I remember when rallying was a real adventure, a veritable marathon during which crews would go days and nights without sleep. It was exciting and dangerous (mainly because the disgusting pies and chips that we all lived off). Today, so they tell me, the WRC (I expect there is a medical translation) is as civilized as cucumber sandwiches and Pimms on the lawn at the Glyndebourne Opera Festival. This is apparently due to the "civilizing" influence of the be-stubbled David Richards, who is the Mr. Big of the WRC when he is not trying to turn BAR into a Formula 1 team. Today it is canapes and Chardonnay at the service points…

Having been totally bored by the exploits of Peugeot, I turned to my second book of the winter: the story of a racing series which was completely and utterly dominated by one marque and one man who was so successful that his World Championship title was wrapped up well before the end of the season.

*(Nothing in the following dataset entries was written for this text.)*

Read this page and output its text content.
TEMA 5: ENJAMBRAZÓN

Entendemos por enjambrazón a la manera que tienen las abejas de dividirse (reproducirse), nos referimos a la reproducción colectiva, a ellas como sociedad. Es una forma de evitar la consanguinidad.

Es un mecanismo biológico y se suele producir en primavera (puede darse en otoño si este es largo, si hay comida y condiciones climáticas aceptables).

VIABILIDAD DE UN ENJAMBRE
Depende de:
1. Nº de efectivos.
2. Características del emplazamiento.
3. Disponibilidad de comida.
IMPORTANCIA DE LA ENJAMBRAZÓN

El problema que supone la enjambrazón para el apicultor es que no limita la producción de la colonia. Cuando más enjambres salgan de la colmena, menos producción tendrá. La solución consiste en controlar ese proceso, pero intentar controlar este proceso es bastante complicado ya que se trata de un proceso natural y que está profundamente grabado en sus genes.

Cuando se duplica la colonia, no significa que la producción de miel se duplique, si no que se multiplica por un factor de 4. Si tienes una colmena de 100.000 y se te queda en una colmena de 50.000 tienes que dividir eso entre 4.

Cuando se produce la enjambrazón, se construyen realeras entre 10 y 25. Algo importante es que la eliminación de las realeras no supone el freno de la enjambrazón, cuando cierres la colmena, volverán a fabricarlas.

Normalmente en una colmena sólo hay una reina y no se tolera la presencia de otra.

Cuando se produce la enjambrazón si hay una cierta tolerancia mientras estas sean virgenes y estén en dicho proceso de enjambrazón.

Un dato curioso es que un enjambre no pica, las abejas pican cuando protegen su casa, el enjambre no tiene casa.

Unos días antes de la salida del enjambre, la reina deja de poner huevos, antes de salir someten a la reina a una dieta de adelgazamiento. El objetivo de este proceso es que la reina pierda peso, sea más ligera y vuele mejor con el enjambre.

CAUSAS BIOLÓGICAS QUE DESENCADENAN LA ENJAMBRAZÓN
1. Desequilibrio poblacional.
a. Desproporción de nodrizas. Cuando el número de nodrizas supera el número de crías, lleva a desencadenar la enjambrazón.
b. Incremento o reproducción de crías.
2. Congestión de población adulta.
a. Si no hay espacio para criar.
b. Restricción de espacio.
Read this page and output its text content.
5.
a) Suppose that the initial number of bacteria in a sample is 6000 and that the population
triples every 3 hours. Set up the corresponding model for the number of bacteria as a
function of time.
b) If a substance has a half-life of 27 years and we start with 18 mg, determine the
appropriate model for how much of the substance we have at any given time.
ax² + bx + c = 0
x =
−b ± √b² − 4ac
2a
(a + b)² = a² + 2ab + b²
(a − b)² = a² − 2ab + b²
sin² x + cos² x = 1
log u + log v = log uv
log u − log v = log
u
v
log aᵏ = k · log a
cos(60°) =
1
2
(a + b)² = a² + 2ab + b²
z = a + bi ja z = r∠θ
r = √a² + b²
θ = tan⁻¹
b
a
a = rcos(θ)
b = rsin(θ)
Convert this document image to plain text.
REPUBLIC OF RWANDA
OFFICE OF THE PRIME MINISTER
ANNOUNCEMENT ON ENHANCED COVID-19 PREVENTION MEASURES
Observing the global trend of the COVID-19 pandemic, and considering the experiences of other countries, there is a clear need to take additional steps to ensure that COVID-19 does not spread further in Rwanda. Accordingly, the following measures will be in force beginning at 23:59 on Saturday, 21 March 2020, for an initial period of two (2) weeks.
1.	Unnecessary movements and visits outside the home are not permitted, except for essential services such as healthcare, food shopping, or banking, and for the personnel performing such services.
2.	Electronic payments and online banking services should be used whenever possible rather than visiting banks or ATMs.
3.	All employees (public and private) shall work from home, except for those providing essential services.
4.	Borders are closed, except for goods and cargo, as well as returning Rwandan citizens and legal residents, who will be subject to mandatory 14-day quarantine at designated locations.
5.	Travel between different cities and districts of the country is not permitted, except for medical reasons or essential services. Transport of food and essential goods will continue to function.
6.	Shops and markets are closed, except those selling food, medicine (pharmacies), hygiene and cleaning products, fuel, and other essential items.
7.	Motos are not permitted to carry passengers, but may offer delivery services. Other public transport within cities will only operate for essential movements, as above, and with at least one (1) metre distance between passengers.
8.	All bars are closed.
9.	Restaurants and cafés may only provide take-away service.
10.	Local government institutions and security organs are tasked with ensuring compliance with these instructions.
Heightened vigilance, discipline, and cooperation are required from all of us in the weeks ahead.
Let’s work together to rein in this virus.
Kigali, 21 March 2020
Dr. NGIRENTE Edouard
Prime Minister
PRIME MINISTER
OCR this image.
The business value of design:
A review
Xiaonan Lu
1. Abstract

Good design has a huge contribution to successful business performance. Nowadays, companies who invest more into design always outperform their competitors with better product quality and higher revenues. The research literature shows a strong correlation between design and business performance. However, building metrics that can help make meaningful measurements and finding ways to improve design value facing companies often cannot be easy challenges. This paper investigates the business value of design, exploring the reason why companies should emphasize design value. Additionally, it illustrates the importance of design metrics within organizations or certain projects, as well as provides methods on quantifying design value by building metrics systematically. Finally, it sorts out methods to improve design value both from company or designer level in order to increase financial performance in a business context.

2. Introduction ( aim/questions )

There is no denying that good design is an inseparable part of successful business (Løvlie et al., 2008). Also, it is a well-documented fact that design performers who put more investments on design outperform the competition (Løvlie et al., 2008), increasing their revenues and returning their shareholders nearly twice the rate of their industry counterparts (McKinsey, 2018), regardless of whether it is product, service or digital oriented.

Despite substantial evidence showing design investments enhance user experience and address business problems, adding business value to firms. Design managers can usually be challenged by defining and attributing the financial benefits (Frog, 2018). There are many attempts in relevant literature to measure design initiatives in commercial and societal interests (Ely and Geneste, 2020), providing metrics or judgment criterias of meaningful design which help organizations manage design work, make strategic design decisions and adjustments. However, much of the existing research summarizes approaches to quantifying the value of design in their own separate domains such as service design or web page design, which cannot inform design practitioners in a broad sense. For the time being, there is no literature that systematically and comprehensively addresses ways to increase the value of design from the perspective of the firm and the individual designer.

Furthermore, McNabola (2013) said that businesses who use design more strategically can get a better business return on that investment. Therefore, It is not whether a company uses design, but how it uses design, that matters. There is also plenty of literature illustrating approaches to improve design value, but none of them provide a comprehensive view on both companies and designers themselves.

Michael Schumacher and his Ferrari? No, wrong again. This was Valentino Rossi riding a Honda in something called MotoGP. (I am going to ask the Doc next time what that stands for).

But worse was yet to come… There was then an entire book dedicated to one race which was utterly and completely dominated by a bunch of Audis, which droned around in line astern for most of the race and finished 1-2-3. You would have to be a serious victim of Anoraksia Nervosa (I suppose they call it AN in medical circles) to want to wade through pages and pages of statistics about the Le Mans 24 Hours. I got the impression that the name of this anachronistic event was in fact reference to how long it takes to read the rule book, based on the scales of weight penalties designed to make all the cars equal.

Without any doubt, the best book I have translated thus far was the one which covered this year's FIA Formula 1 World Championship. It was packed with exciting incidents, controversy, larger-than-life characters and amusing tales, many of which even I had forgotten in the course of the year.

I guess that what I am trying to say is that perhaps we should look at Formula 1 in a more positive way and stop worrying about all the cries of crisis and boredom. It is still the most fascinating form of motor racing on the planet (or, come to think of it, off it as well).

By the way, my brush with the aforementioned moustachioed nurse did not put me off the caring profession, as the current Mrs. Eff was once a nurse. We met through yet another misunderstanding involving means of transport.

I was working as a hospital porter, one of my duties being to drive an electric cart around, towing lunch trollies to each ward. I would skid to a halt, unhitch the end trolley, plug it into to an electric socket to keep the food warm and, with a devil-may-care wave to the patients (and a flick of my silk scarf), I would accelerate away leaving them all breathless with excitement. One fine day, I was just getting back onto my cart, when I received a torrent of abuse from the future Mrs. Eff.

How was I to know that day's menu was cold meat, salad and ice-cream?